Windows system files getting sandboxed

Hi guys,

I’ve had a look around the forum but couldn’t see anything about this. I’ve found in my logs that CIS is sandboxing some Windows system files (see attached screenshot). It doesn’t seem to be affecting functionality as far as I can tell (though error reporting is generally transparent to the end user anyway), but obviously it’s still not a desirable outcome as legitimate OS files shouldn’t be getting sandboxed.

I’ve got a normal install of the full suite, set to Proactive Configuration and my sandbox is set to treat files as Restricted. Apart from that it’s a pretty standard install. I’ve also noticed several popups the last few weeks saying things like “(Windows/Microsoft/whatever) is not a recognised/trusted authority”, or else it says that the file is not known to be trusted and do I want to sandbox, block or allow. This is for OS files!

I’m running Windows 7 Ultimate x64 with SP1 and all up to date.

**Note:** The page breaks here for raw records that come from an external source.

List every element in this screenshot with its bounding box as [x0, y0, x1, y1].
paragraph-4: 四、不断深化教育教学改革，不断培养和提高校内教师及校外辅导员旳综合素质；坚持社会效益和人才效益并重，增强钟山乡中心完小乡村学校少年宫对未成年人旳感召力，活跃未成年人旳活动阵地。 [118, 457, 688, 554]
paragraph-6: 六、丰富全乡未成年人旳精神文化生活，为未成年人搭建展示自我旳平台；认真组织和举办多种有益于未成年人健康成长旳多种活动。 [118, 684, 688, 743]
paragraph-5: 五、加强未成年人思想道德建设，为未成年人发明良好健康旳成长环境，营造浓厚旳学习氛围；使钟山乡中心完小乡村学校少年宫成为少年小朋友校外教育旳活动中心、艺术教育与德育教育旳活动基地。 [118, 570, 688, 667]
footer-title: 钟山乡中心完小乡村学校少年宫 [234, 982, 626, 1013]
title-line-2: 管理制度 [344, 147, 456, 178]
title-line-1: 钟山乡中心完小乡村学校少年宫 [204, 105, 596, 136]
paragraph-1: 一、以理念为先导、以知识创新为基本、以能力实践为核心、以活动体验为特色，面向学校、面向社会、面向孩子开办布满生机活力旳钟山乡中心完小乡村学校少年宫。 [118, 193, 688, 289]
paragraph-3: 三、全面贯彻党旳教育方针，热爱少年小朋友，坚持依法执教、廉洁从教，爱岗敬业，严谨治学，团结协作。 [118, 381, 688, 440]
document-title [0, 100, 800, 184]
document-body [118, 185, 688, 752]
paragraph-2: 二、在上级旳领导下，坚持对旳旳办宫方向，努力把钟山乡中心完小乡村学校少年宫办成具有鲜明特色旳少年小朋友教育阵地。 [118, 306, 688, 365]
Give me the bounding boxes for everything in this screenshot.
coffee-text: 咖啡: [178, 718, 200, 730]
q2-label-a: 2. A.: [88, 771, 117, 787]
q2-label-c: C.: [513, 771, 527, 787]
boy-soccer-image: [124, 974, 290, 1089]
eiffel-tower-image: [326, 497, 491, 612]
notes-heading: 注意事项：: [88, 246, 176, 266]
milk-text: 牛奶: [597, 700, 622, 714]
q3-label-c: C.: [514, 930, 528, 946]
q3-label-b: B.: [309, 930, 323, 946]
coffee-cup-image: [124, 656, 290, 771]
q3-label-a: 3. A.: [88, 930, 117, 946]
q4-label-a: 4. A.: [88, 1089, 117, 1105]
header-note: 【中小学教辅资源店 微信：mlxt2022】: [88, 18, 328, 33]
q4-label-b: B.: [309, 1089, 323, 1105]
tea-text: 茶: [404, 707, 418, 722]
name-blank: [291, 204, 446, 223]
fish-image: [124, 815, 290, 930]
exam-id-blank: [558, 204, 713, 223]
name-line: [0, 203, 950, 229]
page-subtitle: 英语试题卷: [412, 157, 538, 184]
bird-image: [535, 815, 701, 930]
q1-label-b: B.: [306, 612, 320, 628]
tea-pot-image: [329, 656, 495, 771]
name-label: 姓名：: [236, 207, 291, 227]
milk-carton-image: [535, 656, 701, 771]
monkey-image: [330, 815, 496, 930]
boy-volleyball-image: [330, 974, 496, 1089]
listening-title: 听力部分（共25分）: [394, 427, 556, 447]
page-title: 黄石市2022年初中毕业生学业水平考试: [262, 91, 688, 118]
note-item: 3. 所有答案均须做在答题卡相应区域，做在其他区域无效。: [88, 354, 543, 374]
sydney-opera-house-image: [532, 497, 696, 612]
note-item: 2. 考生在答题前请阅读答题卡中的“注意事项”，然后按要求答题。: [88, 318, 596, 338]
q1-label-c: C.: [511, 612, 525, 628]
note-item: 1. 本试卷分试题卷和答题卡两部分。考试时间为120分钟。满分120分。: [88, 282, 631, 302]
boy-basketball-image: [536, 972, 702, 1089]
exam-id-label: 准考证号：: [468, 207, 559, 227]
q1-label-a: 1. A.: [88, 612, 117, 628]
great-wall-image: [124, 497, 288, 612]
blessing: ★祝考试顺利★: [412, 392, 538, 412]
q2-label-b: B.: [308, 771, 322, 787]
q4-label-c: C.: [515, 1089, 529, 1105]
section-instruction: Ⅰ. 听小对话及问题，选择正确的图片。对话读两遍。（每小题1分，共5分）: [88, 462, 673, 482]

Any help/advice/tips? TIA. :slight_smile:

[attachment deleted by admin]

Hi RainmakerRaw,

Please submit the file as false-positive at Comodo Antivirus Database | Submit Files for Malware Analysis and mention in comments box that it’s sandboxed. We’ll verify and fix the issue.

Thanks and regards,
Ionel

Thanks very much. :slight_smile: Overall I’m very impressed with CIS, and I’ve carried out extensive testing between it and other products with 0day malware, exploits etc. However, I have to say I’m incredulous that it would be sandboxing OS files, let alone be popping up to say that Microsoft and Windows are not recognised companies… :-TD

My install is definitely 100% clean (unless CIS, MalwareBytes, SAS, ASquared, AVG, F-Secure, Sophos, Hitman Pro, Norton Power Eraser, Kaspersky and NOD32 are all wrong…), so it’s not like I have fake system files generated by malware or anything. Weird. ???

Perhaps something is wrong with my local configuration? I did tick to enable cloud analysis of files, but surely that shouldn’t trigger detection (or failure to recognise) Windows core files?